Core offer

AI Forecasting Audit + Pilot

A focused way to decide whether better forecasting is worth pursuing in your business. The audit is fixed-scope, practical, and designed to support a credible next-step decision.

What it is

The audit reviews the current planning and forecasting process, available data, sources of error, and realistic modelling options. It is meant to reduce uncertainty, not to oversell a bigger project.

Who it is for

Operations-heavy businesses where planning accuracy affects staffing, inventory, service levels, or workload decisions — and where the team wants a practical assessment before wider investment.

Typical forecasting problems

These are common signals that an audit may be useful.

Forecasts are rebuilt manually every cycle

The team carries the process through spreadsheets, judgment calls, and repeated corrections.

Error sources are unclear

When forecasts miss, it is hard to separate noise, data quality, and process issues from a real modelling gap.

The business impact is real, but unquantified

Poor forecasts affect decisions, yet nobody has structured the problem well enough to justify a pilot.

Leaders want evidence before committing budget

The right next step is not a transformation plan. It is a credible feasibility view and a narrowed pilot idea.

What we review

  • How the current planning and forecasting process works
  • What historical data exists and how reliable it is
  • Which inputs are likely to drive the forecast
  • Where forecast errors or process bottlenecks appear today
  • What modelling and scoring options are realistic for the use case
  • Whether a pilot is justified, and if so how narrow it should be

Deliverables

  • Audit summary in plain business language
  • Feasibility assessment
  • Pilot scope recommendation
  • Practical next-step roadmap

The objective is decision support: proceed, narrow further, or stop.

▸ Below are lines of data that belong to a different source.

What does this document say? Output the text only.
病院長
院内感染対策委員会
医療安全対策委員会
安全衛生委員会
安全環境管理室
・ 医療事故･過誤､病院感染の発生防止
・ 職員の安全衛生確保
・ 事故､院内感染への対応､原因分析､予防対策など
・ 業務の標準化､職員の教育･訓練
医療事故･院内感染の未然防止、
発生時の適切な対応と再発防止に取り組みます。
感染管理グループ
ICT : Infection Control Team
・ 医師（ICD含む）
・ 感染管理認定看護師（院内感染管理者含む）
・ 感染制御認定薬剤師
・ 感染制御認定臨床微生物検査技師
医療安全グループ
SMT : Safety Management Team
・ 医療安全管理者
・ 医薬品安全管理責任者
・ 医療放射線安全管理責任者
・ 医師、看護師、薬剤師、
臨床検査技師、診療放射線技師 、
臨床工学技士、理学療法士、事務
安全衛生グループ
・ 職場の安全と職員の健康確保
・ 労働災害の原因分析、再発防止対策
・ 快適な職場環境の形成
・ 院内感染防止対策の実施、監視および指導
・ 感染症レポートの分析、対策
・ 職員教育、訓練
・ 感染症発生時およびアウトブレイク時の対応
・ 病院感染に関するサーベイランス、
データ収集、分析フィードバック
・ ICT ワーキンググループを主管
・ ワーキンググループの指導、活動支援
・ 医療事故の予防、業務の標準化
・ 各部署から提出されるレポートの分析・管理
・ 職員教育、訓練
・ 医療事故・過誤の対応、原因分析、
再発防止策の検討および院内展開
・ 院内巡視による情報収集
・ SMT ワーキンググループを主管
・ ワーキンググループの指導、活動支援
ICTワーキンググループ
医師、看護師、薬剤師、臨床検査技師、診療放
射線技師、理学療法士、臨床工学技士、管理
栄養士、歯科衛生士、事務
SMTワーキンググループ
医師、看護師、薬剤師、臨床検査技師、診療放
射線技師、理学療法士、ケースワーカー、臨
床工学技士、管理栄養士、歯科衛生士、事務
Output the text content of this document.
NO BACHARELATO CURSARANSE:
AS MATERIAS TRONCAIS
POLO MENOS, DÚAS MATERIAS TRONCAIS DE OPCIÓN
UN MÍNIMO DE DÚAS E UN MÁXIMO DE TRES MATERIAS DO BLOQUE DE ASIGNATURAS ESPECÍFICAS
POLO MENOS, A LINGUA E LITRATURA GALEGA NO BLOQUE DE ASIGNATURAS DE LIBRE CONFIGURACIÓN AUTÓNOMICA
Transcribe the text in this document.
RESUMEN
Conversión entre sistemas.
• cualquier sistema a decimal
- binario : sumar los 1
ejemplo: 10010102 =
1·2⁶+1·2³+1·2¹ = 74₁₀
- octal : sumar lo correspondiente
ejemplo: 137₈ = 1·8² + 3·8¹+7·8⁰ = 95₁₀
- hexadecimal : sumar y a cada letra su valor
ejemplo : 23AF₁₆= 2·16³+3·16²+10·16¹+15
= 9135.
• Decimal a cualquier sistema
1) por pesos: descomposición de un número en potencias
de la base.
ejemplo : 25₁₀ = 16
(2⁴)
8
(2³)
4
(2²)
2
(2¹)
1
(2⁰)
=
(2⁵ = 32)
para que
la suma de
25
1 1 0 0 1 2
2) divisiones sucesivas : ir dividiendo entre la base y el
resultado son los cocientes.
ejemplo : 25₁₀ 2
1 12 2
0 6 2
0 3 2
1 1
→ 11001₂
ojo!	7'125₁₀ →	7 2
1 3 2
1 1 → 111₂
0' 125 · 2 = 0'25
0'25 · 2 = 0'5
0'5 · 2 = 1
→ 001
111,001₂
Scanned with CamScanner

From audit to pilot to implementation

The path is structured to protect time and budget.

Audit

Clarify feasibility

Understand the planning workflow, data, and likely opportunity before building anything significant.

Pilot

Test one use case

Run a bounded experiment with clear business outputs and comparison against the current baseline.

Implementation

Operationalize only when justified

Define integration, ownership, review cadence, and monitoring once the pilot shows a practical win.

FAQ

Do we need perfect data?

No. The audit exists partly to determine whether the available data is strong enough, weak but workable, or a blocker.

Can this cover scoring or decision support too?

Yes, when those elements are directly tied to the forecasting or planning workflow. The launch offer stays anchored in forecasting first.

Will the audit force us into a bigger engagement?

No. A clear no-go is a valid outcome if the evidence does not support a pilot.

What should we prepare for the first call?

A short description of the planning problem, who uses the forecast, and what data or reports already exist.